There are at least four ways that Microsoft can acquire the spectrum it wants to be a player in the Internet Of Things without seeking a public hand out. First, it can contract for capacity with one or more of the nation’s wireless carriers who paid for their spectrum in FCC auctions. Second, Microsoft could participate in upcoming FCC spectrum auctions. Reminiscent of its mistakes in mobile, Microsoft sat on its hands and failed to participate in the most recent FCC auction where it could have bought the exact same 600 MHz spectrum it now wants for free. Third, Microsoft could buy spectrum in a secondary market transaction – the kind of transaction routinely used by other companies seeking spectrum. In fact, there are several investors who, with an eye toward future resale, did buy 600 MHz Spectrum in the auction (again, the exact same spectrum Microsoft wants) who would be only too happy to sell to Microsoft. Finally, Microsoft could simply buy a business that already owns spectrum.

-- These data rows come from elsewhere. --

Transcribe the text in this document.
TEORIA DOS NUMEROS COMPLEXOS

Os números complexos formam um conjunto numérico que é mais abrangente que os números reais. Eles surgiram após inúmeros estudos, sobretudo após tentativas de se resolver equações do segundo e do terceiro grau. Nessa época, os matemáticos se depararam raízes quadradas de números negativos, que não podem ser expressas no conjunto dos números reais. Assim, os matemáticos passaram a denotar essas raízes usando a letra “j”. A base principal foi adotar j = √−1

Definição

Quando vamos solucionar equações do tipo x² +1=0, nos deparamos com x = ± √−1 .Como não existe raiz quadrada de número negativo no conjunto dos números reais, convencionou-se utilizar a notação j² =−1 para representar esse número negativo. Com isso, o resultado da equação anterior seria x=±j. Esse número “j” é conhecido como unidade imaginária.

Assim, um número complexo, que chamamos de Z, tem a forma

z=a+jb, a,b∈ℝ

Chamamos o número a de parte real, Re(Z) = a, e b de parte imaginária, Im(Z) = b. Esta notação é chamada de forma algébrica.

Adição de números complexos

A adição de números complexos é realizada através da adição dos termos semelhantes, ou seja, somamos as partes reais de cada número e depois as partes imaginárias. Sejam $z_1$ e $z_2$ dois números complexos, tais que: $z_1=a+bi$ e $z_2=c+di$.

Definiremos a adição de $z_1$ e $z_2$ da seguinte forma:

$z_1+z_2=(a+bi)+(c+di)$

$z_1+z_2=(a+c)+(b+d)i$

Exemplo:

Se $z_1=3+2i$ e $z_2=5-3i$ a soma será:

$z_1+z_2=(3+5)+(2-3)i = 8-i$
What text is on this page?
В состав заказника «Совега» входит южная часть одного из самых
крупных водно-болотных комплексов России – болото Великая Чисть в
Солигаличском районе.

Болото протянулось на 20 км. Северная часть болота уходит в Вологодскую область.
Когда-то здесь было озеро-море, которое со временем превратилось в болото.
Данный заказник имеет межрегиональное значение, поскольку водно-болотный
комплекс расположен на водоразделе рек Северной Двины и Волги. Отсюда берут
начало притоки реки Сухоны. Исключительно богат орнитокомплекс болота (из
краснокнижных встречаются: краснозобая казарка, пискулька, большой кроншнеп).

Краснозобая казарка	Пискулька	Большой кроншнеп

In the 600 MHz auction, I led a Coalition of TV Station owners who were interested in selling their channels. The auction was a success. But because Microsoft sat on the sidelines, demand was below expectations. As a result, many Stations that wanted to sell were not purchased and all of the 600 MHz Spectrum that was available was not reallocated. Now those Stations, and the Stations that never wanted to sell, are being subjected to an involuntary “repacking” process in which they must move to new channels and erect new antennas and other transmitting equipment.
The repack is a Herculean task for which there is not enough time or money. Worse yet, there are not enough channels for all the TV stations including translator stations that bring network programs and local news to rural areas and low power stations that provide important local programming. The Microsoft “White Spaces” plan – its land grab for free nationwide 600 MHz Spectrum – would seriously exacerbate these difficulties. Granting Microsoft’s request would mean that more consumers would lose more of the TV programming that they rely on today.
Microsoft’s bet seems to be that it’s cheaper to hire slick PR muscle and to try to hoodwink regulators into handing out free spectrum than to buy spectrum like everyone else. As someone whose 600 MHz auction battle scars are still healing, I sure hope they are wrong.
Preston Padden is the former President of the ABC Television Network and a senior executive at Fox and Disney. Presently he is a consultant to broadcasters, to broadcast associations and to spectrum investors.